A Skirt Over A Skirt

Here is a styling idea I’ve been noticing in the glossies for the past 6 months or so: a skirt worn over a skirt or, as here, a dress worn over a dress. I have no idea why no fashion editors have called attention to it yet. I love the look because it’s
ultra-feminine, but a little quirky at the same time. It manages to be both creative and fashion-forward but at the same time looks back to a time in history when petticoats, underskirts and overskirts were the usual way of dressing.

There are a couple of tricks to pulling off the look. To begin with, you want volume, but not too much volume. A nipped-in waist is essential. Then you need to consider three things about the skirts involved.

First, how heavy are each of the fabrics? In these photos, the top skirts are made of very light fabrics, while the bottom ones are cut from heavier ones. But I’ve also seen the reverse: a heavier top fabric paired with a lighter bottom one. I think the
principle is simply that there should be some weight (so not, say, chiffon worn over chiffon) but not a ton of heft (like velvet worn over velvet). In the first case, the look wouldn’t be structured and wouldn’t lie flat, in the second case, it would be uncomfortably heavy to wear. Plus, mixing things up keeps them funky and interesting.

Second, how long are the skirts? You want the bottom skirt to be longer, but not too much longer than the top one. A four or five inch difference seems about ideal. Enough to look deliberate and not like the underskirt is a poorly-chosen slip. Also, in terms of length, the underskirt should hit right at, or just slightly below, the knee, and the right length for the overskirt can be figured from there: slightly mini as opposed to super short.

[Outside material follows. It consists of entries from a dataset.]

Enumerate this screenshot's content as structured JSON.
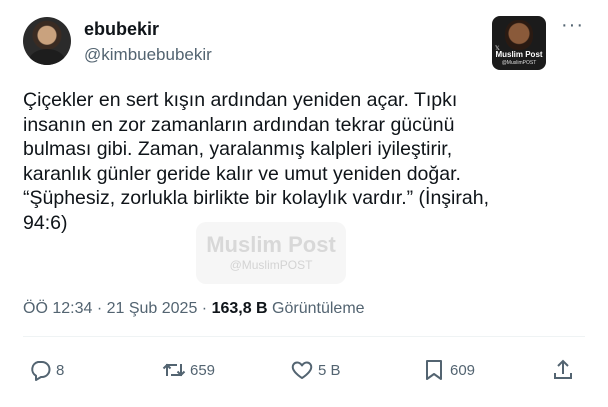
{
  "user": {
    "display_name": "ebubekir",
    "handle": "@kimbuebubekir"
  },
  "badge": {
    "name": "Muslim Post",
    "handle": "@MuslimPOST",
    "x_mark": "𝕏"
  },
  "more_label": "···",
  "tweet": {
    "text": "Çiçekler en sert kışın ardından yeniden açar. Tıpkı\ninsanın en zor zamanların ardından tekrar gücünü\nbulması gibi. Zaman, yaralanmış kalpleri iyileştirir,\nkaranlık günler geride kalır ve umut yeniden doğar.\n“Şüphesiz, zorlukla birlikte bir kolaylık vardır.” (İnşirah,\n94:6)"
  },
  "watermark": {
    "title": "Muslim Post",
    "handle": "@MuslimPOST"
  },
  "meta": {
    "time": "ÖÖ 12:34",
    "sep1": " · ",
    "date": "21 Şub 2025",
    "sep2": " · ",
    "views_count": "163,8 B",
    "views_label": " Görüntüleme"
  },
  "actions": {
    "reply_count": "8",
    "retweet_count": "659",
    "like_count": "5 B",
    "bookmark_count": "609"
  },
  "icons": {
    "reply": "reply-icon",
    "retweet": "retweet-icon",
    "like": "heart-icon",
    "bookmark": "bookmark-icon",
    "share": "share-icon"
  }
}
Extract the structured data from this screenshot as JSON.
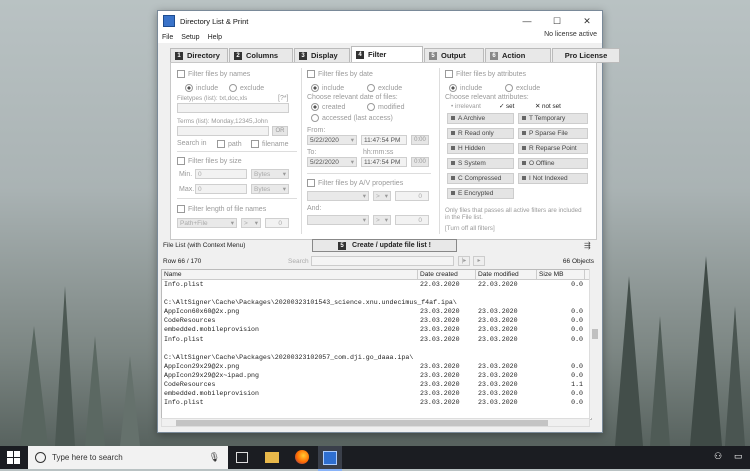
{
  "window": {
    "title": "Directory List & Print",
    "license": "No license active"
  },
  "menu": [
    "File",
    "Setup",
    "Help"
  ],
  "tabs": [
    {
      "num": "1",
      "label": "Directory"
    },
    {
      "num": "2",
      "label": "Columns"
    },
    {
      "num": "3",
      "label": "Display"
    },
    {
      "num": "4",
      "label": "Filter"
    },
    {
      "num": "5",
      "label": "Output"
    },
    {
      "num": "6",
      "label": "Action"
    },
    {
      "num": "",
      "label": "Pro License"
    }
  ],
  "filter": {
    "names": {
      "title": "Filter files by names",
      "include": "include",
      "exclude": "exclude",
      "filetypes_label": "Filetypes (list): txt,doc,xls",
      "wildcard": "[?*]",
      "terms_label": "Terms (list): Monday,12345,John",
      "or": "OR",
      "search_in": "Search in",
      "path": "path",
      "filename": "filename"
    },
    "size": {
      "title": "Filter files by size",
      "min": "Min.",
      "max": "Max.",
      "min_val": "0",
      "max_val": "0",
      "unit": "Bytes"
    },
    "length": {
      "title": "Filter length of file names",
      "mode": "Path+File",
      "op": ">",
      "val": "0"
    },
    "date": {
      "title": "Filter files by date",
      "include": "include",
      "exclude": "exclude",
      "choose": "Choose relevant date of files:",
      "created": "created",
      "modified": "modified",
      "accessed": "accessed (last access)",
      "from": "From:",
      "to": "To:",
      "hms": "hh:mm:ss",
      "date1": "5/22/2020",
      "time1": "11:47:54 PM",
      "date2": "5/22/2020",
      "time2": "11:47:54 PM",
      "zero": "0:00"
    },
    "av": {
      "title": "Filter files by A/V properties",
      "op": ">",
      "val": "0",
      "and": "And:"
    },
    "attributes": {
      "title": "Filter files by attributes",
      "include": "include",
      "exclude": "exclude",
      "choose": "Choose relevant attributes:",
      "irrelevant": "irrelevant",
      "set": "set",
      "notset": "not set",
      "left": [
        "A Archive",
        "R Read only",
        "H Hidden",
        "S System",
        "C Compressed",
        "E Encrypted"
      ],
      "right": [
        "T Temporary",
        "P Sparse File",
        "R Reparse Point",
        "O Offline",
        "I Not Indexed"
      ],
      "note": "Only files that passes all active filters are included in the File list.",
      "turnoff": "[Turn off all filters]"
    }
  },
  "filelist": {
    "label": "File List (with Context Menu)",
    "create_num": "5",
    "create": "Create / update file list !",
    "row": "Row 66 / 170",
    "search": "Search",
    "objects": "66 Objects",
    "headers": [
      "Name",
      "Date created",
      "Date modified",
      "Size MB"
    ],
    "rows": [
      [
        "Info.plist",
        "22.03.2020",
        "22.03.2020",
        "0.0"
      ],
      [
        "",
        "",
        "",
        ""
      ],
      [
        "C:\\AltSigner\\Cache\\Packages\\20200323101543_science.xnu.undecimus_f4af.ipa\\",
        "",
        "",
        ""
      ],
      [
        "AppIcon60x60@2x.png",
        "23.03.2020",
        "23.03.2020",
        "0.0"
      ],
      [
        "CodeResources",
        "23.03.2020",
        "23.03.2020",
        "0.0"
      ],
      [
        "embedded.mobileprovision",
        "23.03.2020",
        "23.03.2020",
        "0.0"
      ],
      [
        "Info.plist",
        "23.03.2020",
        "23.03.2020",
        "0.0"
      ],
      [
        "",
        "",
        "",
        ""
      ],
      [
        "C:\\AltSigner\\Cache\\Packages\\20200323102057_com.dji.go_daaa.ipa\\",
        "",
        "",
        ""
      ],
      [
        "AppIcon29x29@2x.png",
        "23.03.2020",
        "23.03.2020",
        "0.0"
      ],
      [
        "AppIcon29x29@2x~ipad.png",
        "23.03.2020",
        "23.03.2020",
        "0.0"
      ],
      [
        "CodeResources",
        "23.03.2020",
        "23.03.2020",
        "1.1"
      ],
      [
        "embedded.mobileprovision",
        "23.03.2020",
        "23.03.2020",
        "0.0"
      ],
      [
        "Info.plist",
        "23.03.2020",
        "23.03.2020",
        "0.0"
      ]
    ]
  },
  "taskbar": {
    "search_placeholder": "Type here to search"
  }
}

Third, you’ll want to think about the shape of the skirts. They need to be of similar shape, since you’re aiming for an unbroken line on the silhouette. That said, as here, both could be flouncy or flared, in which case, carefully considering the weight of the fabrics becomes all the more important, because there will be that much more volume and movement involved.
Alternatively, both could be fitted pencil skirts. In that case, to make the look more vintage and less sporty, the underskirt would do well to have a four or five inch-long ruffled hem. Then the overskirt would end at exactly the point where the underskirt’s ruffles start.

That’s a lot to balance to pull this look off, but the fabulousness of the successful result makes it incredibly enticing to try. If you’re game for a fashion challenge, this one’s for you.

Images from Harper’s Bazaar, June ‘07.